Gözlerimi yine kapalı olan havaya açtım. Burada neredeyse hiç güneş yoktu. Oysa odam gün ışığıyla aydınlanırdı. Kararım kesindi bugün buradan ayrılacaktım.

Dün kollarımda ağlayan adam aklıma geldiğin de nereye gittiğini merak etmiştim. Cyrus'un ardından mağaraya girmiş ama onu bıraktığım yerde bulamamıştım. İçimde oluşan merağı anlamdıramıyordum. Acaba neden ona öyle bir kötülüğü yapmıştım. Yoksa önceden çok mu kötü biriydim?

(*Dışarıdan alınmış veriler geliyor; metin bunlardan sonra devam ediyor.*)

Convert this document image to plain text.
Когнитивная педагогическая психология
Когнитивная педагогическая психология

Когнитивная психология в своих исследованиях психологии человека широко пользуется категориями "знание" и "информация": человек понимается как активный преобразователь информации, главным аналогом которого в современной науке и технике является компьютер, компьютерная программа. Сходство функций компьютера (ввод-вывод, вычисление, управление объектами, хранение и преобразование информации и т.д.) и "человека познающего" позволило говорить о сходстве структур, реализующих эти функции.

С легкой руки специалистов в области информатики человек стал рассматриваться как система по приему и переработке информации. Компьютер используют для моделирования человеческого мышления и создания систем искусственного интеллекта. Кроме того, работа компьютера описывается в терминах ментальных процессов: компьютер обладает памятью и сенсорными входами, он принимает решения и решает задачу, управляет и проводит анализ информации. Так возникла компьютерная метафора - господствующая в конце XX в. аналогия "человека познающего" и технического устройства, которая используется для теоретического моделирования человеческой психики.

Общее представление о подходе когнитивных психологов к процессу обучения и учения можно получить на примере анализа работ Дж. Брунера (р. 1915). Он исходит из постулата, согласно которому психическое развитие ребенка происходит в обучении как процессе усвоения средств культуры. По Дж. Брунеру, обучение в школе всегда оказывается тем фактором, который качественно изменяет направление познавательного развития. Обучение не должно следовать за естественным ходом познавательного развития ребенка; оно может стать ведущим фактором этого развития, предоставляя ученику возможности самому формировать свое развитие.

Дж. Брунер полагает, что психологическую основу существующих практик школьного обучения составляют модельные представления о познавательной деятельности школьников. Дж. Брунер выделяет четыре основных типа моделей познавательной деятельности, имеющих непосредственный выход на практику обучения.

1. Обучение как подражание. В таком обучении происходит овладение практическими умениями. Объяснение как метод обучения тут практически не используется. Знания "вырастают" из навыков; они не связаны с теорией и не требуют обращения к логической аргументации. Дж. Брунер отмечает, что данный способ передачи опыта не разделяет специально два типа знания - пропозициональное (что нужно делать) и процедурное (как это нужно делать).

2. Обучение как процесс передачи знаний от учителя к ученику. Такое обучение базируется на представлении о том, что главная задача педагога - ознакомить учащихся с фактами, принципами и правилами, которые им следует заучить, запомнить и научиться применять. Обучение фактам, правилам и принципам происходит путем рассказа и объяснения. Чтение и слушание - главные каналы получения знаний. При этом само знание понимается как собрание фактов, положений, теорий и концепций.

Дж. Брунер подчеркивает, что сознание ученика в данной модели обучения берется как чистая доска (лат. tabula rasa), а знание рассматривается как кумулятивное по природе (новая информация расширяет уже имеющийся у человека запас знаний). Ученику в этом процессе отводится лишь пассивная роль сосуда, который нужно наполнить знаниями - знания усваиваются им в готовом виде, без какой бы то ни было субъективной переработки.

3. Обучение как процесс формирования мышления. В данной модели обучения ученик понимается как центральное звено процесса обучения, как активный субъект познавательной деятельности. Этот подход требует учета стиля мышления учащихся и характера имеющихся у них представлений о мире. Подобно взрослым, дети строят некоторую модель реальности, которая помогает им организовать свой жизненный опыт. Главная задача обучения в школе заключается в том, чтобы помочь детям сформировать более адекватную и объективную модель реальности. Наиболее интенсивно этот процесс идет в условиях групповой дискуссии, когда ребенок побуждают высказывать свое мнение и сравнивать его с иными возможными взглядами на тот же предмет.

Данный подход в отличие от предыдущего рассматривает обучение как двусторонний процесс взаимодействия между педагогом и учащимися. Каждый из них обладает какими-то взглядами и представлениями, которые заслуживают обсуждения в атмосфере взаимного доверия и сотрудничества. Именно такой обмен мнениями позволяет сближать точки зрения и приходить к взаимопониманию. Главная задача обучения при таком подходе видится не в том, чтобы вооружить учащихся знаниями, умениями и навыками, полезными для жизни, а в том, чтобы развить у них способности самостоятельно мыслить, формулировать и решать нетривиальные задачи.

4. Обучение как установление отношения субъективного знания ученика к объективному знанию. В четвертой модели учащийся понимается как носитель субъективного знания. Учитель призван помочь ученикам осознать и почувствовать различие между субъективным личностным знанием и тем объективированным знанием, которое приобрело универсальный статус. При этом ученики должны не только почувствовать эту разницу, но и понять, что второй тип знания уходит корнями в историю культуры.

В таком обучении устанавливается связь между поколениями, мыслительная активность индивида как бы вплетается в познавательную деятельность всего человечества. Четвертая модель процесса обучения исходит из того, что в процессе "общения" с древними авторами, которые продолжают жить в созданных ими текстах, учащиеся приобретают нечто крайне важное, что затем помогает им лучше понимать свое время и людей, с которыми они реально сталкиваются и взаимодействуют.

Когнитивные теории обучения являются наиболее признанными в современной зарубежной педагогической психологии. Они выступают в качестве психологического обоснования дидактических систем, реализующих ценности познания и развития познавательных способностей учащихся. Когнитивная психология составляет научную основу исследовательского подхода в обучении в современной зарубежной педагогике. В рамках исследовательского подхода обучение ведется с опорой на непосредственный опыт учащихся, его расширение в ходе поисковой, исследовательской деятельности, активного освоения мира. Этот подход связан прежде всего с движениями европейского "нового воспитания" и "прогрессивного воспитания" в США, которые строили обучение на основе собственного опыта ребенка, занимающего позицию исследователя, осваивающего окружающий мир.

Ayağa kalkıp karışan saçlarımı düzelttim. Çalan kapıyla bakışlarım oraya döndüğünde güler yüzle odaya giren Laura'dan başkası değildi.




" Günaydın."



" Pek aymamış gibi."


Yüzümü buruşturup havaya baktım. Laura göz ucuyla havaya bakıp ne var gibi bakmıştı. Bu kız buraya nasıl alışmıştı.



" Laura ben.."


Ona eve gitmek istediğimi söyleyeceğim sırada dışarıdan tanıdık bir erkek sesi gelmişti. Merakla kapıdan dışarıya baktığım da onu görmüştüm. Bu dünkü adamdı.



" Gitmemiş."



Laura'nın kıkırtısını duyduğum da tek kaşımı kaldırıp arkama döndüm. Daha sonra ne yaptığımı farkedip kapının önünden çekilmiştim. İmâlı bakışlar arasından yanıma gelmişti.




" Az önce geldi. İstersen yanlarına gidelim."

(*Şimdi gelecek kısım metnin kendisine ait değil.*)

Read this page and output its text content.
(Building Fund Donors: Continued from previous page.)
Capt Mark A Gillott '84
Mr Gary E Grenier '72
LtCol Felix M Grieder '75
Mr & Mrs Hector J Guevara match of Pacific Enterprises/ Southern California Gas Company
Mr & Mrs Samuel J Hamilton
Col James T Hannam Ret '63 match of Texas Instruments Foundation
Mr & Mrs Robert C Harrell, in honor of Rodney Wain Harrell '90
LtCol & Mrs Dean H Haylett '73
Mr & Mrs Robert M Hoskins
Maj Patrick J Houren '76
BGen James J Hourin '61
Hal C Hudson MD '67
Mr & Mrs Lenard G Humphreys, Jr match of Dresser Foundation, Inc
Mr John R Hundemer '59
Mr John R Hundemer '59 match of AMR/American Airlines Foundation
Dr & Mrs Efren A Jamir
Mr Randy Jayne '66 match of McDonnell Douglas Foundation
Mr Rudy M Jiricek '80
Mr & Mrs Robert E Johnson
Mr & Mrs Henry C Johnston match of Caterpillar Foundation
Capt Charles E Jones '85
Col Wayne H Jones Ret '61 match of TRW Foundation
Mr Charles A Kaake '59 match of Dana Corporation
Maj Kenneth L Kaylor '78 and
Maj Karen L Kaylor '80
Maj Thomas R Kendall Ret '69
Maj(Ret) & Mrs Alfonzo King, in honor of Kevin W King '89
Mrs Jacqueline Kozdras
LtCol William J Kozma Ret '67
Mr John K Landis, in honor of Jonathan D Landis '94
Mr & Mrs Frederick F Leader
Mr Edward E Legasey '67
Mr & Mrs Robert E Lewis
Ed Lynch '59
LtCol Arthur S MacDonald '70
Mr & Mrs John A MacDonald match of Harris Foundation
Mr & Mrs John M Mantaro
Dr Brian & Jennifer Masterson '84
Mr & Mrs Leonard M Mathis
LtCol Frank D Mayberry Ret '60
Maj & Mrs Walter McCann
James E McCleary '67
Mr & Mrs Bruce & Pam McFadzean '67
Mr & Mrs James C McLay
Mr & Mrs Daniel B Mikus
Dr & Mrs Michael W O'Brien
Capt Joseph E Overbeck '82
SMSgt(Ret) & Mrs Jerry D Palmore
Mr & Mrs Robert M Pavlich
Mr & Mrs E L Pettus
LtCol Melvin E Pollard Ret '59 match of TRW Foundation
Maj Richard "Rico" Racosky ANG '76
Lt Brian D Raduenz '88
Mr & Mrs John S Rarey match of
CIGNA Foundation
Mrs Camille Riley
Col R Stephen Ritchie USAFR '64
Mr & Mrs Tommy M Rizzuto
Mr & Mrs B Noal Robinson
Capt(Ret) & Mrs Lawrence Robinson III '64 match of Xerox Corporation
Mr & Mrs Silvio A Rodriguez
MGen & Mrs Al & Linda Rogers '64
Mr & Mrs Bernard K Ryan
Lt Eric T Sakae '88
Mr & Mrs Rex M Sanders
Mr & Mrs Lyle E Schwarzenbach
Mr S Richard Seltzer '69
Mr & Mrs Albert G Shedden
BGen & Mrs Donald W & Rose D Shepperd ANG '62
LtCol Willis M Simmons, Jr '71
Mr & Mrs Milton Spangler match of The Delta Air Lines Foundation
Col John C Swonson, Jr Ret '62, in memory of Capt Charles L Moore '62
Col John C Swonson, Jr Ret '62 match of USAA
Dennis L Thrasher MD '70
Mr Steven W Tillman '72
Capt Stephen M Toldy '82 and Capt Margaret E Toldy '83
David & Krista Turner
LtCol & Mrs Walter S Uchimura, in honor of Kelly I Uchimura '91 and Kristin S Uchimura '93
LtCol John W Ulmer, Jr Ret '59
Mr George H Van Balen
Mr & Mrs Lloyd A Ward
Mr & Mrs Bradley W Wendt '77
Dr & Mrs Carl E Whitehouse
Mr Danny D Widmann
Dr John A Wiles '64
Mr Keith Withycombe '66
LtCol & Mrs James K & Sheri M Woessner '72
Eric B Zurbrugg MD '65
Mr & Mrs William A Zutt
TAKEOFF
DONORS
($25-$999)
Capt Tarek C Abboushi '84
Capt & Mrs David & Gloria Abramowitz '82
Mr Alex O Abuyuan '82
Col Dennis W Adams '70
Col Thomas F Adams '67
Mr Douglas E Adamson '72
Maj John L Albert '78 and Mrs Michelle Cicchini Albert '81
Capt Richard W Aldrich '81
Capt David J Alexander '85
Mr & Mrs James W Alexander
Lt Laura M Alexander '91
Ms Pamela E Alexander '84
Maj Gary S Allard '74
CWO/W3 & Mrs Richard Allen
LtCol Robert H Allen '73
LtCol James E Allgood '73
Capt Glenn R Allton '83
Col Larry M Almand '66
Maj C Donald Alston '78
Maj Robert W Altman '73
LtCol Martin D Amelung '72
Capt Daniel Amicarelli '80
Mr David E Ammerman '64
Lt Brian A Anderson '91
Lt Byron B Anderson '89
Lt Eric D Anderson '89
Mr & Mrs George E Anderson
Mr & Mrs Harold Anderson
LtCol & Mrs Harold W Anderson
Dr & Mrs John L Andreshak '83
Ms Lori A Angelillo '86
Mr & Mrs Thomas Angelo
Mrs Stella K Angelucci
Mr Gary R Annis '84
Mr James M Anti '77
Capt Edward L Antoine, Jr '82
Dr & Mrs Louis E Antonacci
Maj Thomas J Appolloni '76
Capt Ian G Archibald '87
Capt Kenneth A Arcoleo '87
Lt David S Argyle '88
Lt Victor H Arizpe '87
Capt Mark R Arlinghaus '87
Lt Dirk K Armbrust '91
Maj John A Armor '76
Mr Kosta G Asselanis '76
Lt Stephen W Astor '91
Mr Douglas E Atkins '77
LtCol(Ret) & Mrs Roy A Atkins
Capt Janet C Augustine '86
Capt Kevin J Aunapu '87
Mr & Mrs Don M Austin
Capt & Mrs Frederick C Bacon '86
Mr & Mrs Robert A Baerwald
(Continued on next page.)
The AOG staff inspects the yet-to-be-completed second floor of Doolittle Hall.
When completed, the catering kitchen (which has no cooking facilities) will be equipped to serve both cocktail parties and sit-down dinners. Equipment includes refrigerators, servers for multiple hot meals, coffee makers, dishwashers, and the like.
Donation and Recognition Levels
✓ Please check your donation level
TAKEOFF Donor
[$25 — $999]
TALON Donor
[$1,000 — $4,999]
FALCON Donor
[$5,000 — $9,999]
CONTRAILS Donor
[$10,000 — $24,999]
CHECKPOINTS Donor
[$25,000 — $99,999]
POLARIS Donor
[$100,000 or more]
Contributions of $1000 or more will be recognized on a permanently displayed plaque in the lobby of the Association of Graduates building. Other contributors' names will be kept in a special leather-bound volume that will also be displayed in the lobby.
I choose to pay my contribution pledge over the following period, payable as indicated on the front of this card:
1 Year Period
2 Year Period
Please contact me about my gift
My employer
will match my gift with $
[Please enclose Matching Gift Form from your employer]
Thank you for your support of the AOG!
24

Ona cevap vermeden kafamı eğip tekrardan bakmıştım. Bu sefer göz göze gelmemiz ile hızla kendimi arkaya doğru çektim. Rezil olmuştum!

Tüm olanları gören Laura bir kere daha güldüğünde sinirle kolundan tuttum. Artık yanlarına hiç gidemezdim.





" En iyisi gitmelerini beklemek. Hem ben eve döneceğim. Daha fazla burada kalmak istemiyorum."



Kararsızlıkla suratıma bakmıştı. Burada kalmak bana yarar sağlamıyordu. Benim bir ailem vardı. Onları da özlüyordum. Bana kalsa tek başıma çoktan gitmiştim ama nasıl gidileceğini bilmiyordum bile.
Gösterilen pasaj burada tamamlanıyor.